ÖĞRENCİ ÜYE KURULTAYI 1999
ÖĞRENCİ ÜYE KURULTAYI 1999 - SONUÇ BİLDİRGESİ
Eğitim kişinin zihinsel, bedensel, duygusal ve toplumsal yeteneklerinin, davranışlarının istenilen doğrultuda geliştirilmesi ya da ona bir takım amaçlara dönük yeni yetenekler, davranışlar ve bilgilerin kazandırılması yolundaki çalışmaların tümüdür. Bu nedenlerle eğitim, bir ülkenin geleceğinin temel taşlarının en önemlisidir. Gelişmekte olan ülkeler için temel sorun, eğitimde kendi ulusal norm ve standartlarını yaratabilmektir. Eğitim bir bütün olarak insan ve insanla birlikte toplumun gelişimi çerçevesinde tanımlandığında anlamlı olabilir.

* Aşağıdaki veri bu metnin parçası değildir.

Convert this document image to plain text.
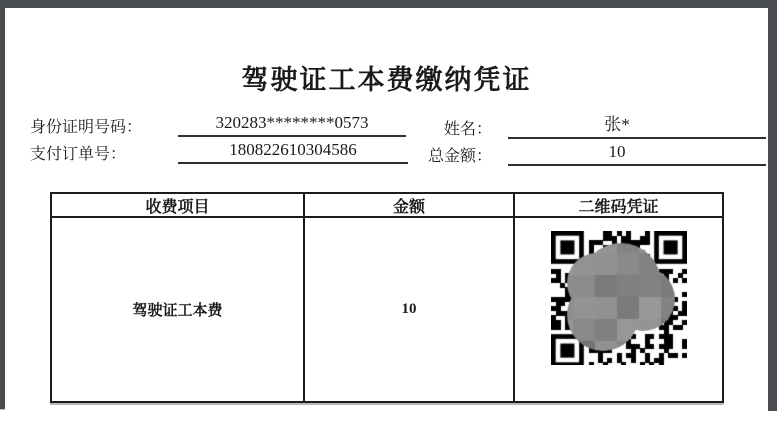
驾驶证工本费缴纳凭证
身份证明号码：	320283********0573	姓名：	张*
支付订单号：	180822610304586	总金额：	10
收费项目	金额	二维码凭证
驾驶证工本费	10
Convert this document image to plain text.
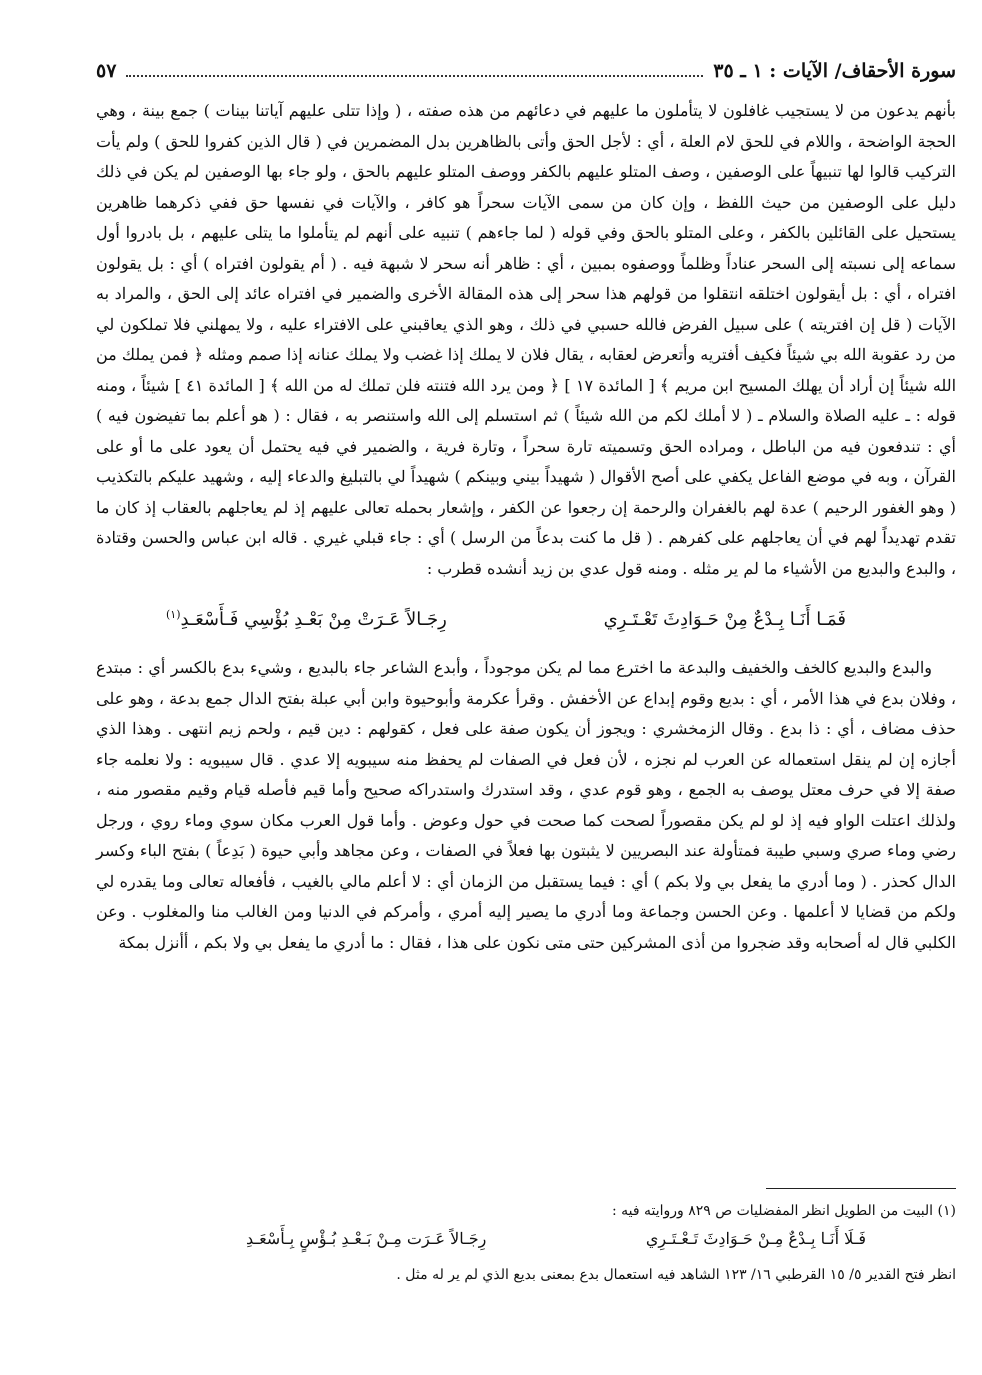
سورة الأحقاف/ الآيات : ١ ـ ٣٥
٥٧

بأنهم يدعون من لا يستجيب غافلون لا يتأملون ما عليهم في دعائهم من هذه صفته ، ( وإذا تتلى عليهم آياتنا بينات ) جمع بينة ، وهي الحجة الواضحة ، واللام في للحق لام العلة ، أي : لأجل الحق وأتى بالظاهرين بدل المضمرين في ( قال الذين كفروا للحق ) ولم يأت التركيب قالوا لها تنبيهاً على الوصفين ، وصف المتلو عليهم بالكفر ووصف المتلو عليهم بالحق ، ولو جاء بها الوصفين لم يكن في ذلك دليل على الوصفين من حيث اللفظ ، وإن كان من سمى الآيات سحراً هو كافر ، والآيات في نفسها حق ففي ذكرهما ظاهرين يستحيل على القائلين بالكفر ، وعلى المتلو بالحق وفي قوله ( لما جاءهم ) تنبيه على أنهم لم يتأملوا ما يتلى عليهم ، بل بادروا أول سماعه إلى نسبته إلى السحر عناداً وظلماً ووصفوه بمبين ، أي : ظاهر أنه سحر لا شبهة فيه . ( أم يقولون افتراه ) أي : بل يقولون افتراه ، أي : بل أيقولون اختلقه انتقلوا من قولهم هذا سحر إلى هذه المقالة الأخرى والضمير في افتراه عائد إلى الحق ، والمراد به الآيات ( قل إن افتريته ) على سبيل الفرض فالله حسبي في ذلك ، وهو الذي يعاقبني على الافتراء عليه ، ولا يمهلني فلا تملكون لي من رد عقوبة الله بي شيئاً فكيف أفتريه وأتعرض لعقابه ، يقال فلان لا يملك إذا غضب ولا يملك عنانه إذا صمم ومثله ﴿ فمن يملك من الله شيئاً إن أراد أن يهلك المسيح ابن مريم ﴾ [ المائدة ١٧ ] ﴿ ومن يرد الله فتنته فلن تملك له من الله ﴾ [ المائدة ٤١ ] شيئاً ، ومنه قوله : ـ عليه الصلاة والسلام ـ ( لا أملك لكم من الله شيئاً ) ثم استسلم إلى الله واستنصر به ، فقال : ( هو أعلم بما تفيضون فيه ) أي : تندفعون فيه من الباطل ، ومراده الحق وتسميته تارة سحراً ، وتارة فرية ، والضمير في فيه يحتمل أن يعود على ما أو على القرآن ، وبه في موضع الفاعل يكفي على أصح الأقوال ( شهيداً بيني وبينكم ) شهيداً لي بالتبليغ والدعاء إليه ، وشهيد عليكم بالتكذيب ( وهو الغفور الرحيم ) عدة لهم بالغفران والرحمة إن رجعوا عن الكفر ، وإشعار بحمله تعالى عليهم إذ لم يعاجلهم بالعقاب إذ كان ما تقدم تهديداً لهم في أن يعاجلهم على كفرهم . ( قل ما كنت بدعاً من الرسل ) أي : جاء قبلي غيري . قاله ابن عباس والحسن وقتادة ، والبدع والبديع من الأشياء ما لم ير مثله . ومنه قول عدي بن زيد أنشده قطرب :

فَمَـا أَنَـا بِـدْعٌ مِنْ حَـوَادِثَ تَعْـتَـرِي
رِجَـالاً عَـرَتْ مِنْ بَعْـدِ بُؤْسِي فَـأَسْعَـدِ$^{(١)}$

والبدع والبديع كالخف والخفيف والبدعة ما اخترع مما لم يكن موجوداً ، وأبدع الشاعر جاء بالبديع ، وشيء بدع بالكسر أي : مبتدع ، وفلان بدع في هذا الأمر ، أي : بديع وقوم إبداع عن الأخفش . وقرأ عكرمة وأبوحيوة وابن أبي عبلة بفتح الدال جمع بدعة ، وهو على حذف مضاف ، أي : ذا بدع . وقال الزمخشري : ويجوز أن يكون صفة على فعل ، كقولهم : دين قيم ، ولحم زيم انتهى . وهذا الذي أجازه إن لم ينقل استعماله عن العرب لم نجزه ، لأن فعل في الصفات لم يحفظ منه سيبويه إلا عدي . قال سيبويه : ولا نعلمه جاء صفة إلا في حرف معتل يوصف به الجمع ، وهو قوم عدي ، وقد استدرك واستدراكه صحيح وأما قيم فأصله قيام وقيم مقصور منه ، ولذلك اعتلت الواو فيه إذ لو لم يكن مقصوراً لصحت كما صحت في حول وعوض . وأما قول العرب مكان سوي وماء روي ، ورجل رضي وماء صري وسبي طيبة فمتأولة عند البصريين لا يثبتون بها فعلاً في الصفات ، وعن مجاهد وأبي حيوة ( بَدِعاً ) بفتح الباء وكسر الدال كحذر . ( وما أدري ما يفعل بي ولا بكم ) أي : فيما يستقبل من الزمان أي : لا أعلم مالي بالغيب ، فأفعاله تعالى وما يقدره لي ولكم من قضايا لا أعلمها . وعن الحسن وجماعة وما أدري ما يصير إليه أمري ، وأمركم في الدنيا ومن الغالب منا والمغلوب . وعن الكلبي قال له أصحابه وقد ضجروا من أذى المشركين حتى متى نكون على هذا ، فقال : ما أدري ما يفعل بي ولا بكم ، أأنزل بمكة

(١) البيت من الطويل انظر المفضليات ص ٨٢٩ وروايته فيه :
فَـلَا أَنَـا بِـدْعٌ مِـنْ حَـوَادِثَ تَـعْـتَـرِي
رِجَـالاً عَـرَت مِـنْ بَـعْـدِ بُـؤْسٍ بِـأَسْعَـدِ
انظر فتح القدير ٥/ ١٥ القرطبي ١٦/ ١٢٣ الشاهد فيه استعمال بدع بمعنى بديع الذي لم ير له مثل .
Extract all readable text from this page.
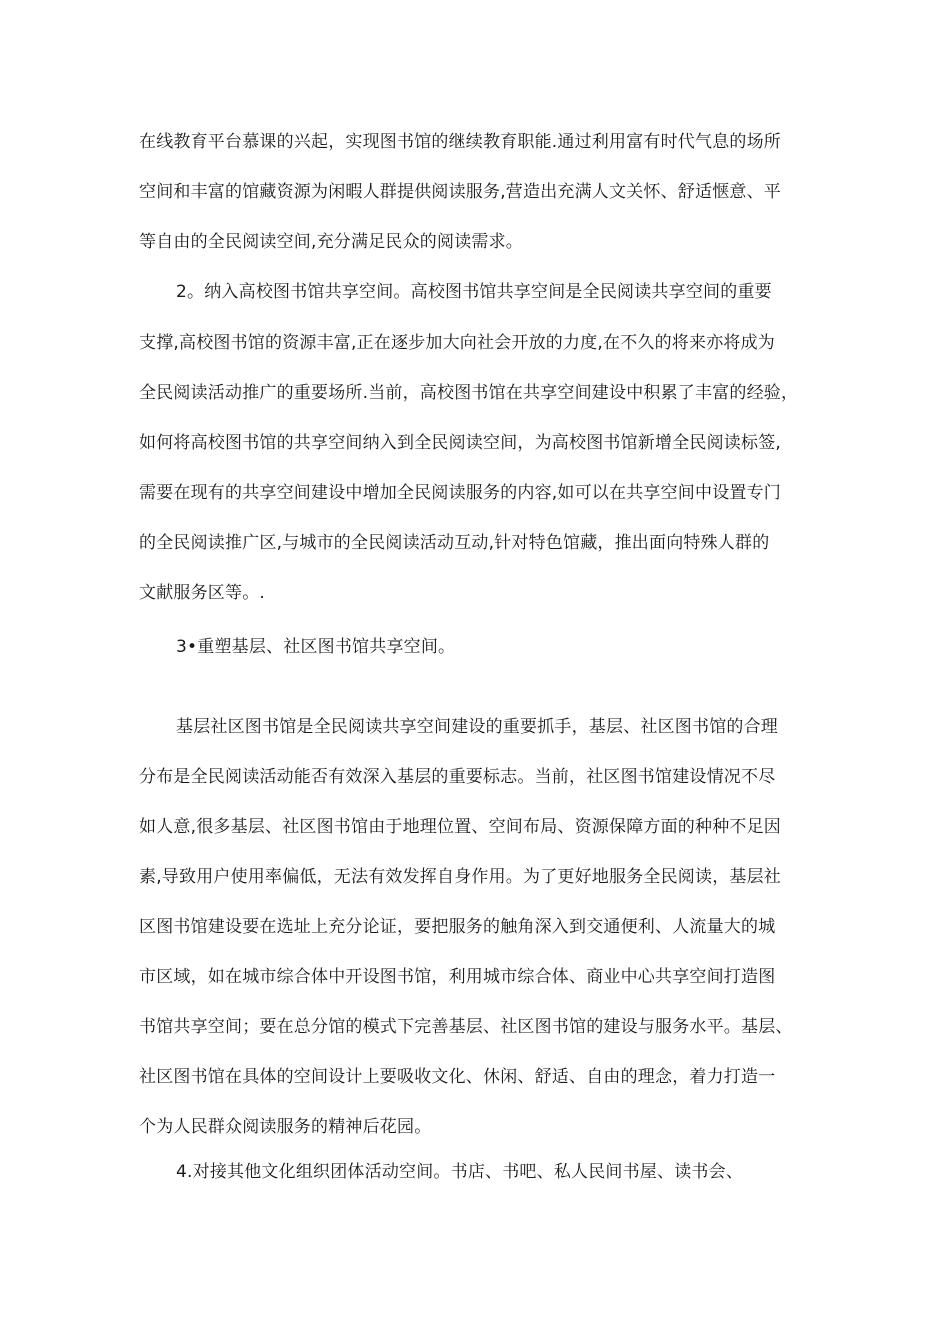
在线教育平台慕课的兴起，实现图书馆的继续教育职能.通过利用富有时代气息的场所
空间和丰富的馆藏资源为闲暇人群提供阅读服务,营造出充满人文关怀、舒适惬意、平
等自由的全民阅读空间,充分满足民众的阅读需求。
2。纳入高校图书馆共享空间。高校图书馆共享空间是全民阅读共享空间的重要
支撑,高校图书馆的资源丰富,正在逐步加大向社会开放的力度,在不久的将来亦将成为
全民阅读活动推广的重要场所.当前，高校图书馆在共享空间建设中积累了丰富的经验，
如何将高校图书馆的共享空间纳入到全民阅读空间，为高校图书馆新增全民阅读标签,
需要在现有的共享空间建设中增加全民阅读服务的内容,如可以在共享空间中设置专门
的全民阅读推广区,与城市的全民阅读活动互动,针对特色馆藏，推出面向特殊人群的
文献服务区等。.
3•重塑基层、社区图书馆共享空间。
基层社区图书馆是全民阅读共享空间建设的重要抓手，基层、社区图书馆的合理
分布是全民阅读活动能否有效深入基层的重要标志。当前，社区图书馆建设情况不尽
如人意,很多基层、社区图书馆由于地理位置、空间布局、资源保障方面的种种不足因
素,导致用户使用率偏低，无法有效发挥自身作用。为了更好地服务全民阅读，基层社
区图书馆建设要在选址上充分论证，要把服务的触角深入到交通便利、人流量大的城
市区域，如在城市综合体中开设图书馆，利用城市综合体、商业中心共享空间打造图
书馆共享空间；要在总分馆的模式下完善基层、社区图书馆的建设与服务水平。基层、
社区图书馆在具体的空间设计上要吸收文化、休闲、舒适、自由的理念，着力打造一
个为人民群众阅读服务的精神后花园。
4.对接其他文化组织团体活动空间。书店、书吧、私人民间书屋、读书会、
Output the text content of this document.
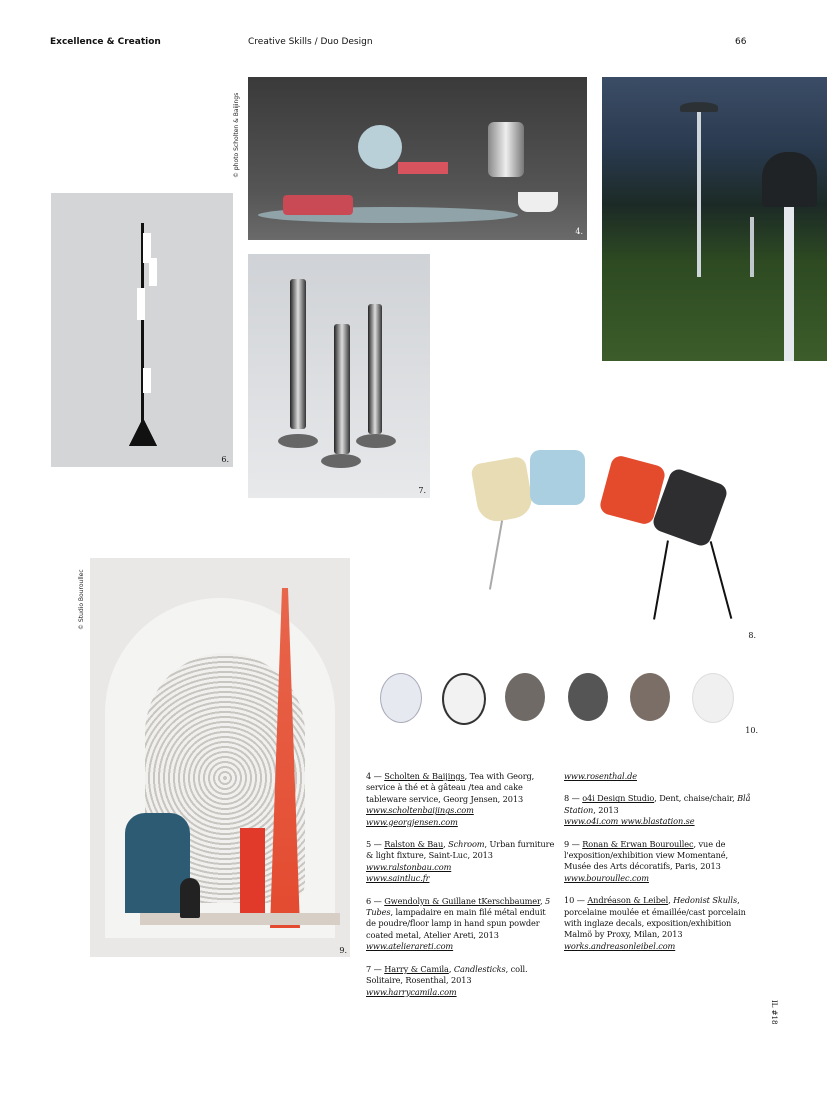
Excellence & Creation	Creative Skills / Duo Design	66
© photo Scholten & Baijings
4.
6.
7.
8.
10.
© Studio Bouroullec
9.

4 — Scholten & Baijings, Tea with Georg, service à thé et à gâteau /tea and cake tableware service, Georg Jensen, 2013
www.scholtenbaijings.com
www.georgjensen.com

5 — Ralston & Bau, Schroom, Urban furniture & light fixture, Saint-Luc, 2013
www.ralstonbau.com
www.saintluc.fr

6 — Gwendolyn & Guillane tKerschbaumer, 5 Tubes, lampadaire en main filé métal enduit de poudre/floor lamp in hand spun powder coated metal, Atelier Areti, 2013 www.atelierareti.com

7 — Harry & Camila, Candlesticks, coll. Solitaire, Rosenthal, 2013
www.harrycamila.com

www.rosenthal.de

8 — o4i Design Studio, Dent, chaise/chair, Blå Station, 2013
www.o4i.com www.blastation.se

9 — Ronan & Erwan Bouroullec, vue de l'exposition/exhibition view Momentané, Musée des Arts décoratifs, Paris, 2013 www.bouroullec.com

10 — Andréason & Leibel, Hedonist Skulls, porcelaine moulée et émaillée/cast porcelain with inglaze decals, exposition/exhibition Malmö by Proxy, Milan, 2013
works.andreasonleibel.com

IL #18
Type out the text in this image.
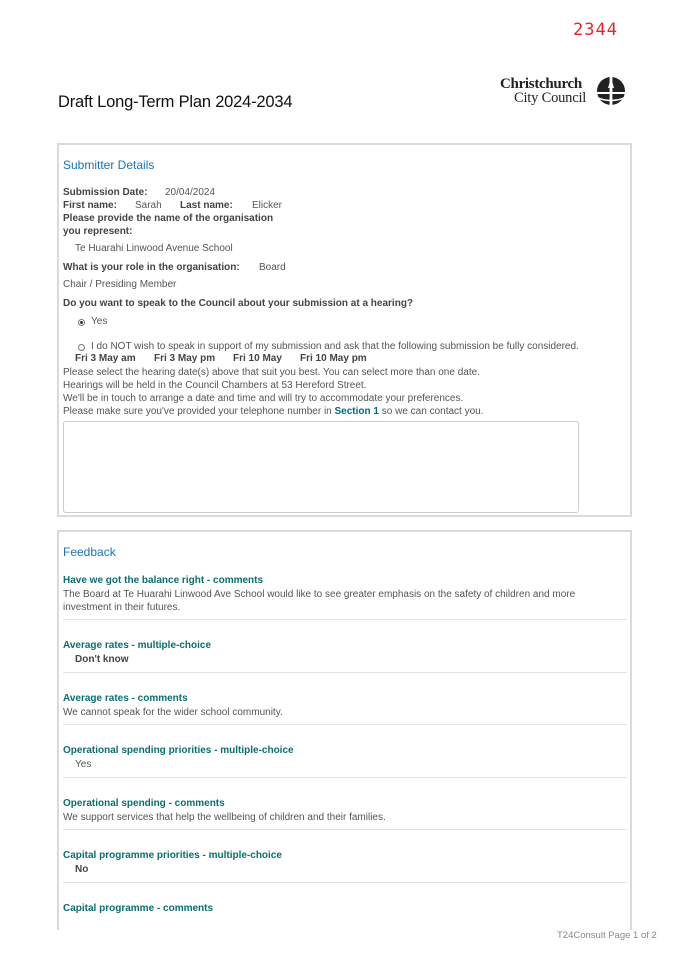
2344
Draft Long-Term Plan 2024-2034
Christchurch
City Council
Submitter Details
Submission Date: 20/04/2024
First name: Sarah Last name: Elicker
Please provide the name of the organisation
you represent:
Te Huarahi Linwood Avenue School
What is your role in the organisation: Board
Chair / Presiding Member
Do you want to speak to the Council about your submission at a hearing?
Yes
I do NOT wish to speak in support of my submission and ask that the following submission be fully considered.
Fri 3 May am Fri 3 May pm Fri 10 May Fri 10 May pm
Please select the hearing date(s) above that suit you best. You can select more than one date.
Hearings will be held in the Council Chambers at 53 Hereford Street.
We'll be in touch to arrange a date and time and will try to accommodate your preferences.
Please make sure you've provided your telephone number in Section 1 so we can contact you.
Feedback
Have we got the balance right - comments
The Board at Te Huarahi Linwood Ave School would like to see greater emphasis on the safety of children and more investment in their futures.
Average rates - multiple-choice
Don't know
Average rates - comments
We cannot speak for the wider school community.
Operational spending priorities - multiple-choice
Yes
Operational spending - comments
We support services that help the wellbeing of children and their families.
Capital programme priorities - multiple-choice
No
Capital programme - comments
T24Consult Page 1 of 2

Yeni Dünya Düzeninin ekonomide yarattığı problemleri aşabilmek için, devlet her geçen gün kendine yük olarak gördüğü sosyal kazanımları geri almaya çalışmakta, ekonomide olduğu gibi eğitimde de giderek daha fazla özelleştirmeye gitmektedir. Ticari bir meta haline dönüşmeye başlayan eğitim, giderek sadece varlıklı sınıfların yararlanabileceği bir hale gelmektedir. Devletin temel görevlerinden biri olarak eğitimde yaşanan bu süreçte, diğer taraftan dinci siyasal güçlerin alternatif yapılar oluşturarak, bilimsel anlayışlardan yoksun, demokrasi karşıtı şeriatçı ve gerici faşist bir gençlik yaratılmasına da destek olunmuştur.
Eğitim ve öğretim hakkı dil, din ve ırk farkı gözetmeksizin temel yurttaşlık hakkıdır. Bu temel hakkın kullanılması için eğitim alanı, laik, bilimsel ve demokratik düşünceler ışığında ülkenin ve halkın çıkarları doğrultusunda yeniden düzenlenmelidir.
Üniversitelerimizin Özerk, Demokratik ve Bilimsel bir eğitimle donatılarak üniversite bileşenleri tarafından yönetilmesi sağlanmalıdır.
Üniversite ve mühendislik eğitiminin nasıl olması gerektiği konusu gelişmiş her ülkenin birinci gündeminde yer alırken ve buna ilişkin çözümler hızla yaşama geçirilirken, ülkemizde bu konu yeterince tartışılmamakta ya da tartışılması öğrenci ve öğretim elemanları disiplin yönetmeliği çerçevesinde engellenmektedir. Bu konu özelinde yapılan tartışmalar ise asıl sorun yerine üniversitelerin bizlerce de önemli olan ancak öncelik sırası daha geride olan sorunlarına doğru kaydırılmaya çalışılmakta ve hedef saptırılması yapılmaktadır.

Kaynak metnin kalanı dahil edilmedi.